The second-ranked fund, Harris Associates Oakmark Fund, gained 29.03 percent by taking a more eclectic approach, emphasizing low-priced stocks of companies with management that holds a lot of company shares. It had a 17 percent holding in financial services companies.

"The great percentage of my own assets are in this fund, because I think a shareholder should look to me to have the same attitude that I have toward the securities I put in the fund," said Robert Sanborn, Oakmark portfolio manager. "We also avoid over-diversification and think independently." Its largest position, cable holding company Liberty Media Corp., has been a big gainer. Other holdings include Philip Morris Cos. and snowmobile-maker Arctco Inc.

Top-performing stock funds through the first three quarters of 1992, according to Mr.

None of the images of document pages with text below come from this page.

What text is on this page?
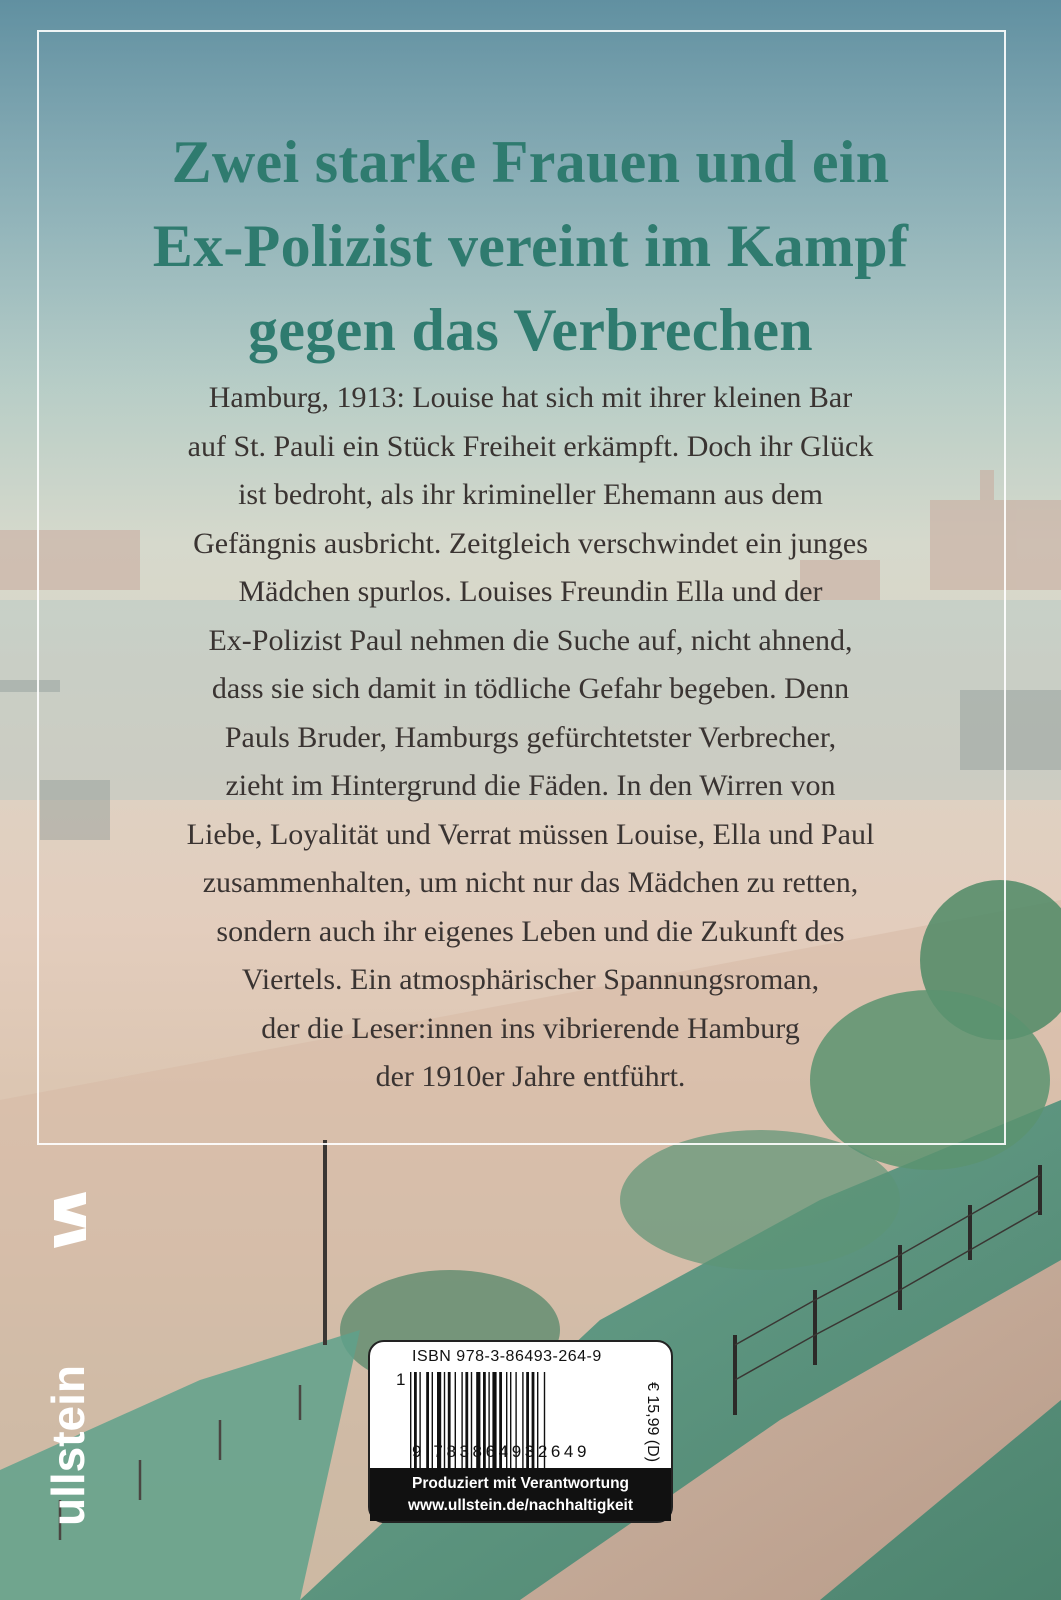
Zwei starke Frauen und ein
Ex-Polizist vereint im Kampf
gegen das Verbrechen
Hamburg, 1913: Louise hat sich mit ihrer kleinen Bar
auf St. Pauli ein Stück Freiheit erkämpft. Doch ihr Glück
ist bedroht, als ihr krimineller Ehemann aus dem
Gefängnis ausbricht. Zeitgleich verschwindet ein junges
Mädchen spurlos. Louises Freundin Ella und der
Ex-Polizist Paul nehmen die Suche auf, nicht ahnend,
dass sie sich damit in tödliche Gefahr begeben. Denn
Pauls Bruder, Hamburgs gefürchtetster Verbrecher,
zieht im Hintergrund die Fäden. In den Wirren von
Liebe, Loyalität und Verrat müssen Louise, Ella und Paul
zusammenhalten, um nicht nur das Mädchen zu retten,
sondern auch ihr eigenes Leben und die Zukunft des
Viertels. Ein atmosphärischer Spannungsroman,
der die Leser:innen ins vibrierende Hamburg
der 1910er Jahre entführt.
ullstein
ISBN 978-3-86493-264-9
1
9 783864932649	€ 15,99 (D)
Produziert mit Verantwortung
www.ullstein.de/nachhaltigkeit
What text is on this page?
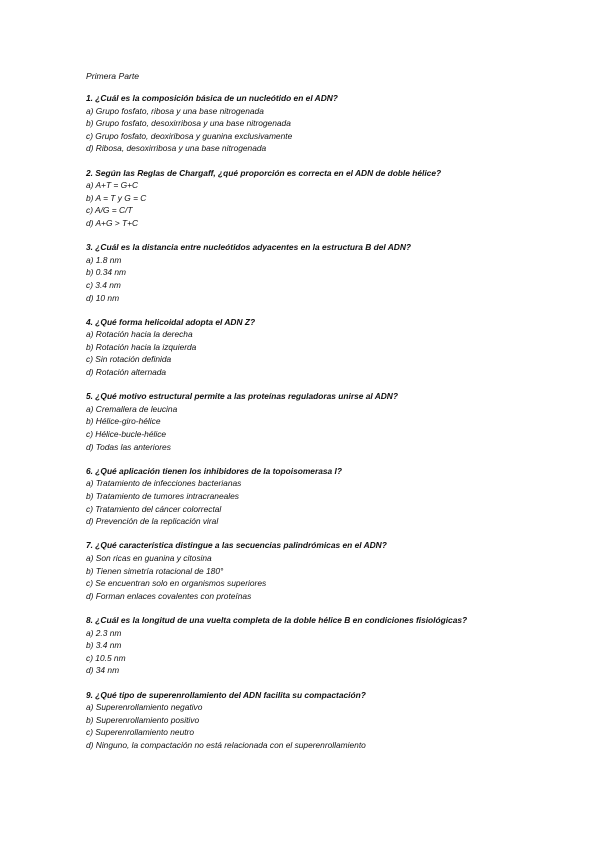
Primera Parte
1. ¿Cuál es la composición básica de un nucleótido en el ADN?
a) Grupo fosfato, ribosa y una base nitrogenada
b) Grupo fosfato, desoxirribosa y una base nitrogenada
c) Grupo fosfato, deoxiribosa y guanina exclusivamente
d) Ribosa, desoxirribosa y una base nitrogenada
2. Según las Reglas de Chargaff, ¿qué proporción es correcta en el ADN de doble hélice?
a) A+T = G+C
b) A = T y G = C
c) A/G = C/T
d) A+G > T+C
3. ¿Cuál es la distancia entre nucleótidos adyacentes en la estructura B del ADN?
a) 1.8 nm
b) 0.34 nm
c) 3.4 nm
d) 10 nm
4. ¿Qué forma helicoidal adopta el ADN Z?
a) Rotación hacia la derecha
b) Rotación hacia la izquierda
c) Sin rotación definida
d) Rotación alternada
5. ¿Qué motivo estructural permite a las proteínas reguladoras unirse al ADN?
a) Cremallera de leucina
b) Hélice-giro-hélice
c) Hélice-bucle-hélice
d) Todas las anteriores
6. ¿Qué aplicación tienen los inhibidores de la topoisomerasa I?
a) Tratamiento de infecciones bacterianas
b) Tratamiento de tumores intracraneales
c) Tratamiento del cáncer colorrectal
d) Prevención de la replicación viral
7. ¿Qué característica distingue a las secuencias palindrómicas en el ADN?
a) Son ricas en guanina y citosina
b) Tienen simetría rotacional de 180°
c) Se encuentran solo en organismos superiores
d) Forman enlaces covalentes con proteínas
8. ¿Cuál es la longitud de una vuelta completa de la doble hélice B en condiciones fisiológicas?
a) 2.3 nm
b) 3.4 nm
c) 10.5 nm
d) 34 nm
9. ¿Qué tipo de superenrollamiento del ADN facilita su compactación?
a) Superenrollamiento negativo
b) Superenrollamiento positivo
c) Superenrollamiento neutro
d) Ninguno, la compactación no está relacionada con el superenrollamiento
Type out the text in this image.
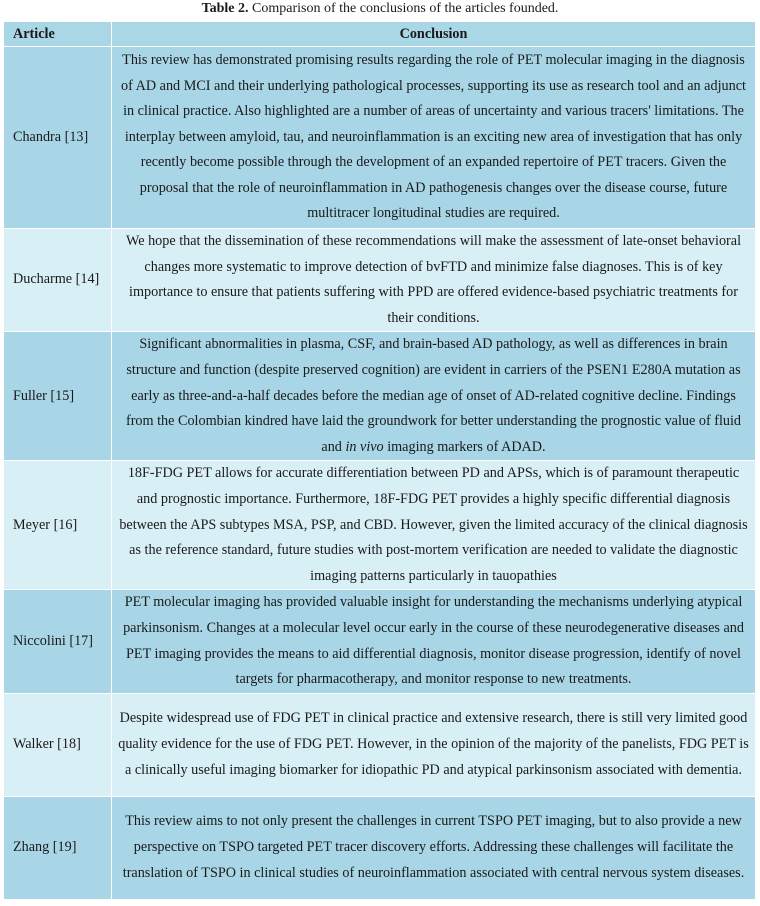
Table 2. Comparison of the conclusions of the articles founded.
Article	Conclusion
Chandra [13]	This review has demonstrated promising results regarding the role of PET molecular imaging in the diagnosis of AD and MCI and their underlying pathological processes, supporting its use as research tool and an adjunct in clinical practice. Also highlighted are a number of areas of uncertainty and various tracers' limitations. The interplay between amyloid, tau, and neuroinflammation is an exciting new area of investigation that has only recently become possible through the development of an expanded repertoire of PET tracers. Given the proposal that the role of neuroinflammation in AD pathogenesis changes over the disease course, future multitracer longitudinal studies are required.
Ducharme [14]	We hope that the dissemination of these recommendations will make the assessment of late-onset behavioral changes more systematic to improve detection of bvFTD and minimize false diagnoses. This is of key importance to ensure that patients suffering with PPD are offered evidence-based psychiatric treatments for their conditions.
Fuller [15]	Significant abnormalities in plasma, CSF, and brain-based AD pathology, as well as differences in brain structure and function (despite preserved cognition) are evident in carriers of the PSEN1 E280A mutation as early as three-and-a-half decades before the median age of onset of AD-related cognitive decline. Findings from the Colombian kindred have laid the groundwork for better understanding the prognostic value of fluid and in vivo imaging markers of ADAD.
Meyer [16]	18F-FDG PET allows for accurate differentiation between PD and APSs, which is of paramount therapeutic and prognostic importance. Furthermore, 18F-FDG PET provides a highly specific differential diagnosis between the APS subtypes MSA, PSP, and CBD. However, given the limited accuracy of the clinical diagnosis as the reference standard, future studies with post-mortem verification are needed to validate the diagnostic imaging patterns particularly in tauopathies
Niccolini [17]	PET molecular imaging has provided valuable insight for understanding the mechanisms underlying atypical parkinsonism. Changes at a molecular level occur early in the course of these neurodegenerative diseases and PET imaging provides the means to aid differential diagnosis, monitor disease progression, identify of novel targets for pharmacotherapy, and monitor response to new treatments.
Walker [18]	Despite widespread use of FDG PET in clinical practice and extensive research, there is still very limited good quality evidence for the use of FDG PET. However, in the opinion of the majority of the panelists, FDG PET is a clinically useful imaging biomarker for idiopathic PD and atypical parkinsonism associated with dementia.
Zhang [19]	This review aims to not only present the challenges in current TSPO PET imaging, but to also provide a new perspective on TSPO targeted PET tracer discovery efforts. Addressing these challenges will facilitate the translation of TSPO in clinical studies of neuroinflammation associated with central nervous system diseases.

Lipper, were:

* Fidelity Select Savings & Loan Portfolio, Boston; $94 million in assets; 3 percent "load" (initial sales charge); $2,500 minimum initial investment; up 30.34 percent.

* Harris Associates Oakmark Fund, Chicago; $76 million in assets; no load; $1,000 minimum; up 29.03 percent.

* Freedom Investors Regional Bank "B," John Hancock Group, Boston; $80 million in assets; no load, but 4 percent back-end load declining over six years; $1,000 minimum; up 27.65 percent.

* Fidelity Select Regional Banks Portfolio, Boston; $195 million in assets; 3 percent load; $2,500 minimum; up 25.17 percent.

* Fidelity Select Automotive Portfolio, Boston; $112 million in assets; 3 percent load; $2,500 minimum; up 22.58 percent.

* Sherman, Dean Fund, San Antonio; $2.7 million in assets; no load; $1,000 minimum; up 22 percent.

* Fidelity Select Financial Portfolio, Boston; $110 million in assets; 3 percent load; $2,500 minimum; up 21.83 percent.

* EquiFund-Wright Hong Kong National Fiduciary Equity Fund, Wright Investors Service, Bridgeport, Conn.; $2.7 million in assets; no load; $1,000 minimum; up 19.95 percent.

* PaineWebber Regional Financial Growth Fund "A," New York; $1.8 million in assets; 4.5 percent load; $1,000 minimum; up 18.88 percent.

* Retirement Planning Funds of America Global Value Fund, Venture Advisors, Santa Fe, N.M.; $19.4 million in assets; 4.75 percent load; $1,000 minimum; up 18.17 percent.